Sita menahan bibirnya agar tidak tersenyum. Saat ia melangkah keluar dan pintu tertutup, barulah wajahnya mengendur dengan pandangan menerawang.
“Bapak direktur ini aneh sekali…” gumamnya pelan. “Ah tidak mungkin,” Sita menggeleng-gelengkan kepala menyingkirkan drama romantis yang tiba-tiba menyintas di pikirannya.
Ekspresinya berubah menjadi iba. “Apa jangan-jangan beliau tidak sabar menunggu Laras masuk supaya bisa disiksa lagi? Ya ampun, kasihan sekali anak itu. Mana polos dan lugu begitu…”
Sita menarik napas panjang, lalu kembali ke mejanya. Dalam hati ia hanya bisa berharap Laras cukup kuat menghadapi segala tingkah bosnya yang kadang kelewat keterlaluan.

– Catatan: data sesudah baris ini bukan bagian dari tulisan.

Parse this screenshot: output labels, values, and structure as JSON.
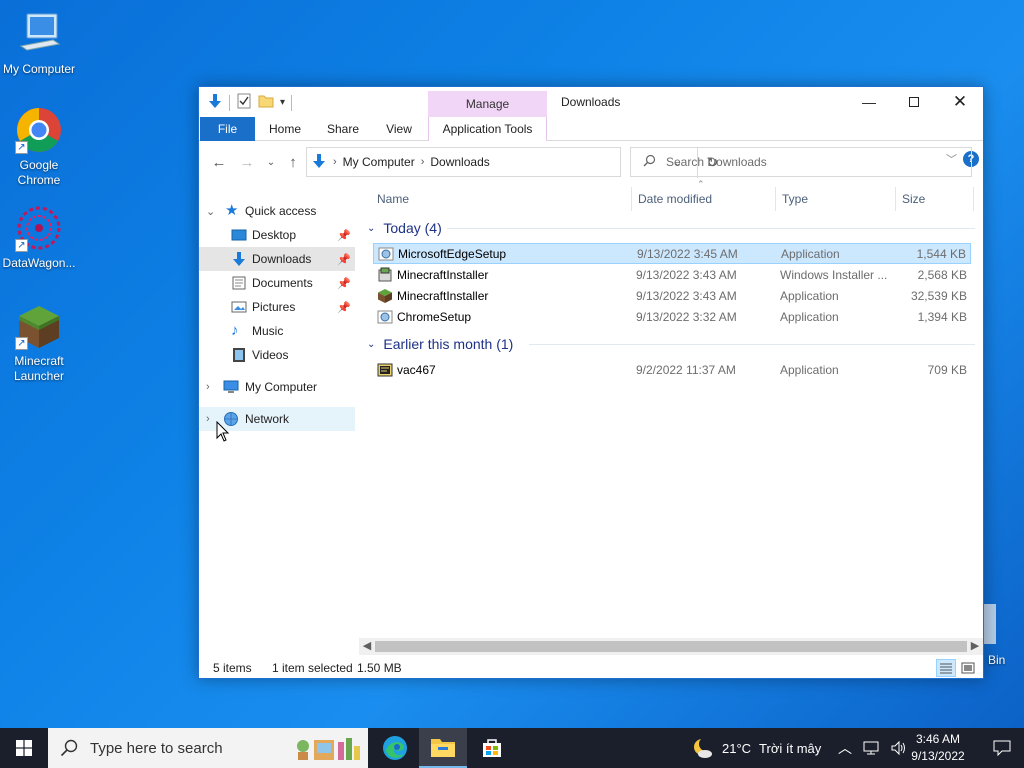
{
  "desktop": {
    "icons": [
      {
        "label": "My Computer"
      },
      {
        "label": "Google Chrome"
      },
      {
        "label": "DataWagon..."
      },
      {
        "label": "Minecraft Launcher"
      }
    ],
    "recycle_bin_label": "Bin"
  },
  "window": {
    "title": "Downloads",
    "manage_tab": "Manage",
    "ribbon_tabs": [
      "File",
      "Home",
      "Share",
      "View",
      "Application Tools"
    ],
    "address": {
      "segments": [
        "My Computer",
        "Downloads"
      ]
    },
    "search": {
      "placeholder": "Search Downloads"
    },
    "nav": {
      "quick_access": "Quick access",
      "items": [
        {
          "label": "Desktop",
          "icon": "desktop-icon",
          "pinned": true
        },
        {
          "label": "Downloads",
          "icon": "downloads-icon",
          "pinned": true
        },
        {
          "label": "Documents",
          "icon": "documents-icon",
          "pinned": true
        },
        {
          "label": "Pictures",
          "icon": "pictures-icon",
          "pinned": true
        },
        {
          "label": "Music",
          "icon": "music-icon",
          "pinned": false
        },
        {
          "label": "Videos",
          "icon": "videos-icon",
          "pinned": false
        }
      ],
      "my_computer": "My Computer",
      "network": "Network"
    },
    "columns": {
      "name": "Name",
      "date": "Date modified",
      "type": "Type",
      "size": "Size"
    },
    "groups": [
      {
        "header": "Today (4)",
        "files": [
          {
            "name": "MicrosoftEdgeSetup",
            "date": "9/13/2022 3:45 AM",
            "type": "Application",
            "size": "1,544 KB",
            "icon": "setup-app-icon",
            "selected": true
          },
          {
            "name": "MinecraftInstaller",
            "date": "9/13/2022 3:43 AM",
            "type": "Windows Installer ...",
            "size": "2,568 KB",
            "icon": "msi-package-icon",
            "selected": false
          },
          {
            "name": "MinecraftInstaller",
            "date": "9/13/2022 3:43 AM",
            "type": "Application",
            "size": "32,539 KB",
            "icon": "minecraft-block-icon",
            "selected": false
          },
          {
            "name": "ChromeSetup",
            "date": "9/13/2022 3:32 AM",
            "type": "Application",
            "size": "1,394 KB",
            "icon": "setup-app-icon",
            "selected": false
          }
        ]
      },
      {
        "header": "Earlier this month (1)",
        "files": [
          {
            "name": "vac467",
            "date": "9/2/2022 11:37 AM",
            "type": "Application",
            "size": "709 KB",
            "icon": "exe-app-icon",
            "selected": false
          }
        ]
      }
    ],
    "status": {
      "count": "5 items",
      "selected": "1 item selected",
      "size": "1.50 MB"
    }
  },
  "taskbar": {
    "search_placeholder": "Type here to search",
    "weather": {
      "temp": "21°C",
      "desc": "Trời ít mây"
    },
    "clock": {
      "time": "3:46 AM",
      "date": "9/13/2022"
    }
  },
  "colors": {
    "accent": "#1a6fc9",
    "selection": "#cce8ff",
    "manage_tab": "#f2d6f7",
    "group_header": "#1e3287"
  }
}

Sebuah mobil hitam berhenti tak jauh dari rumah sederhana berdinding kayu dengan pekarangan kecil di depannya. Di balik kemudi, Oliver menatap rumah itu dengan tatapan ragu. Tangannya sempat terangkat hendak membuka pintu tapi tidak jadi. Ia menarik napas panjang, lalu memijit keningnya sendiri.
“Tiga hari…” gumamnya lirih. “Masa iya cuma sakit biasa? Atau dia sengaja…?”
Namun entah kenapa, ia khawatir kalau gadis itu benar-benar sakit parah. Sial… ia merutuki dirinya sendiri.
Akhirnya ia turun dari mobil. Sepatu mahalnya menginjak tanah berdebu halaman kecil rumah itu, begitu kontras dengan penampilannya yang selalu rapi. Oliver berdiri di depan pintu kayu yang catnya sudah mengelupas, tangannya terangkat ragu hendak mengetuk.
Belum sempat ia mengetuk, suara berderit terdengar. Pintu terbuka perlahan. Dari dalam, muncul Laras. Gadis itu mengenakan pakaian terusan sederhana, rambutnya digelung seadanya. Wajahnya masih pucat, hidungnya merah karena flu, dan suaranya bindeng saat bersuara.
Kedatangan orang di hadapannya ini membuat Laras sangat terkejut.
“…Pak Oliver?” suaranya terdengar kaget sekaligus ragu.